その後で、不意に時計に目を落としたフリーダーが、思いついたように言った。

「――そう言えば遅いわね、快斗君。彼が出て行ってから、三十分近く経ってるのに……」

「あ、じゃあちょっと見てくるよ」

 腰を上げるコナンを見て、平次が慌てて声をかけた。

「ホンなら俺も行くわ」



 ゲオルク達の部屋を出ると、走りながら近くのトイレへと向かい出した。

「なあ、工藤。一つ訊いてええか?」

「ん?」

「お前がさっき言うとった『引っかかること』て何なんや?
 あの兄ちゃんがなかなか帰って来ェーへん、言われた時、すぐに行動したやろ?
 今も何や急いでるみたいやし。もしかしたら、何か心当たりがあって、それと関係――」

「ああ……」

 コナンは顔を曇らせながら続ける。

「ゲオルクさん達の部屋へ行こうと、俺の部屋を出た時だ。俺が後ろを振り返ったのは憶えてるよな?」

「あれか? 憶えてんで」

「……あの時はあえて言わなかったけど、殺気立った人間の気配がしたんだよ。
 ただ、振り返っても人影も無かった。

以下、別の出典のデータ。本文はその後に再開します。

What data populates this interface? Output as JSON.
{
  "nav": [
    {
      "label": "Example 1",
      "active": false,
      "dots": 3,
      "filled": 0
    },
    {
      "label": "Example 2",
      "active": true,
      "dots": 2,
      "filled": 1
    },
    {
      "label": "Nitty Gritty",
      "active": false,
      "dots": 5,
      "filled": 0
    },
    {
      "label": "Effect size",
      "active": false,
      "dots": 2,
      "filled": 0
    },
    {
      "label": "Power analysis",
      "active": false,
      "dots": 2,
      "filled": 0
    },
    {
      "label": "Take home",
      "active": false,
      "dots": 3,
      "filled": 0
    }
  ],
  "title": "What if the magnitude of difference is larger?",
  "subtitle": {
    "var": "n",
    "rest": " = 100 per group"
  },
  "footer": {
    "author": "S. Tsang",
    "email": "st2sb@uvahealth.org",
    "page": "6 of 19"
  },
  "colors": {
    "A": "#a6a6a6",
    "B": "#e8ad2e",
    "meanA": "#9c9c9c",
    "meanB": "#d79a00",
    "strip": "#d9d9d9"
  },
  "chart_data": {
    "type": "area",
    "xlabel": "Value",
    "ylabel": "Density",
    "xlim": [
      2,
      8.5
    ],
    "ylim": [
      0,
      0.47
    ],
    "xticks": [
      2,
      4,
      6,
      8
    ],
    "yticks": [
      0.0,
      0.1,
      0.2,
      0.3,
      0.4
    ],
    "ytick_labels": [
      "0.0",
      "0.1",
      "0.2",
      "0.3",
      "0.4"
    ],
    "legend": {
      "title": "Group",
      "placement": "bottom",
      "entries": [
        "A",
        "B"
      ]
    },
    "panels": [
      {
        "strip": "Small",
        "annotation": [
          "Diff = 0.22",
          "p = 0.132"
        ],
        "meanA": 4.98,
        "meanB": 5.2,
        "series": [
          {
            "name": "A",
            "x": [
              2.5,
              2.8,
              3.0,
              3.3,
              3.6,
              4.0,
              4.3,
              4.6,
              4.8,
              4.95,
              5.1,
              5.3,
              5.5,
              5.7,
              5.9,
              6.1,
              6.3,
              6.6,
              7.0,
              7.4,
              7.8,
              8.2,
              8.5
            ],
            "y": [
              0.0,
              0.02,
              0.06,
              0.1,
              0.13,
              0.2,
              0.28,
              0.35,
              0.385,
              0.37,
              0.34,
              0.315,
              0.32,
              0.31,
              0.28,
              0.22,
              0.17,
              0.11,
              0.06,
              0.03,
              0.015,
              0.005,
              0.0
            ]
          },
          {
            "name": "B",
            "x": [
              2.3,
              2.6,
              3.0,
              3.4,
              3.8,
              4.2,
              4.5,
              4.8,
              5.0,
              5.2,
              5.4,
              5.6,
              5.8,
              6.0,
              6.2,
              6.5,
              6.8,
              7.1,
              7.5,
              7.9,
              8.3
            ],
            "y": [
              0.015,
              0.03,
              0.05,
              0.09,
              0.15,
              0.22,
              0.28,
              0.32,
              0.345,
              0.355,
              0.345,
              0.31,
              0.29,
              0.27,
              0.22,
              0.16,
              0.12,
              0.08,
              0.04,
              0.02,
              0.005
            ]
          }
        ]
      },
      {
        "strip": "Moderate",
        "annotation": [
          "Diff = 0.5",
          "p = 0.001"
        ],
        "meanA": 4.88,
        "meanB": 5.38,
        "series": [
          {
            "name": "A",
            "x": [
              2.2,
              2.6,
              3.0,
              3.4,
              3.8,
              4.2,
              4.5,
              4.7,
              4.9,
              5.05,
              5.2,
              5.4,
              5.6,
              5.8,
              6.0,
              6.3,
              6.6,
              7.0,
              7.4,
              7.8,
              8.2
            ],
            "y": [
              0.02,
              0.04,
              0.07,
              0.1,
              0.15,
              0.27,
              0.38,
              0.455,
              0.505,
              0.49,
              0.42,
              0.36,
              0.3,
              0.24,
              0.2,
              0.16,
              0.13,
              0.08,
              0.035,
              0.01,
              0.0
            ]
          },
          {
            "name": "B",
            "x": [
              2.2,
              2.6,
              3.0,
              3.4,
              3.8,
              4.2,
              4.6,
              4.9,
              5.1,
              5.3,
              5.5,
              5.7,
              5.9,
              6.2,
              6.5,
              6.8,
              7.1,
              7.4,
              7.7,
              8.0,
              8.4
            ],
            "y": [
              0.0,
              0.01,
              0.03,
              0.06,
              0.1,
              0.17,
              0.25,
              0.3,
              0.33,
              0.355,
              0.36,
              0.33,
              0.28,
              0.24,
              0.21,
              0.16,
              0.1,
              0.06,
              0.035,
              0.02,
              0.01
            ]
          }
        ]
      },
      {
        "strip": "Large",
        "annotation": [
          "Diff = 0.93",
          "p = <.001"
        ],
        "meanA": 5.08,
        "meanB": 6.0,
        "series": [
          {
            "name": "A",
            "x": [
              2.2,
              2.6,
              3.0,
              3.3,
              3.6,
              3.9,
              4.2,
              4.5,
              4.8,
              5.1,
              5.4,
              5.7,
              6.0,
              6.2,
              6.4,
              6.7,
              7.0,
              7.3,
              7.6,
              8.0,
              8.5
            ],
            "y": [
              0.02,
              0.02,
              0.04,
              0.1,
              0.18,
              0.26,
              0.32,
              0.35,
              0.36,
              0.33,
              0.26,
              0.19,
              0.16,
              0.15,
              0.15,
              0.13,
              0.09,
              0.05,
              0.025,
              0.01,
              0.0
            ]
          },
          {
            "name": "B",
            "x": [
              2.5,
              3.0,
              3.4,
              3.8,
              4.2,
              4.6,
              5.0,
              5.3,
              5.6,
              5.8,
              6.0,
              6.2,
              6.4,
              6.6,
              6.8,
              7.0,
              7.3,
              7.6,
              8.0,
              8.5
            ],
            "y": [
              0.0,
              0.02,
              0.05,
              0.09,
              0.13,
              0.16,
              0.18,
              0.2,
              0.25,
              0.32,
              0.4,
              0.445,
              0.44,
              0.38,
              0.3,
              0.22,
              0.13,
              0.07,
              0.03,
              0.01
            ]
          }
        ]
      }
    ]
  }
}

俺の気のせいかとも思ったんだが、
 念のために、アイツが一人で外へ行こうとした時に釘を刺したってわけさ。
 まあ、そこまでヘマするようなタイプには思えないから、大丈夫とは思ったんだけどな」

 不安を残したコナンの口調に、平次は顔色を変えた。

「ちょー待て! ホンマに誰かが俺らの後つけて来てたんやとしたら、そいつは――」

「恐らく、俺を捕らえようとした奴だ。突き詰めれば、発砲事件の犯人か、その一味。
 もしそいつが本当に犯人か、その一味で、俺たちの後をつけていたとすれば、
 外へ一人で出たアイツが帰ってこないのは、捕らえられた可能性が高い」

「何やてェ!?」



 しばらくしてトイレへ着いた二人だが、どのドアも開けっ放しで人のいる気配は無い。

「やっぱりいねーか」

 一通り中を見渡すとコナンは肩をすくめた。

「なあ工藤。もしかしたら自分の部屋に戻っとったり、甲板にでも行って――」

 平次はそう言いかけて突然言葉を切った。
偶然目を落としたタイルの一部が赤く光っている。

「どうかしたか?」

「ちょー見てみ」

 そう言うと、今まで見ていたタイルの一部を指差す。
コナンはかがみこむと、それを指先に軽くつけた。

「血だな。しかも、全く乾いちゃいねーから、付着したのはごく最近だろ」

「ホンならその血痕、あの兄ちゃんのやな。っちゅうことはや……」

「捕まったな、確実に」

 コナンと平次はお互いに顔を見合わせると、ため息をついた。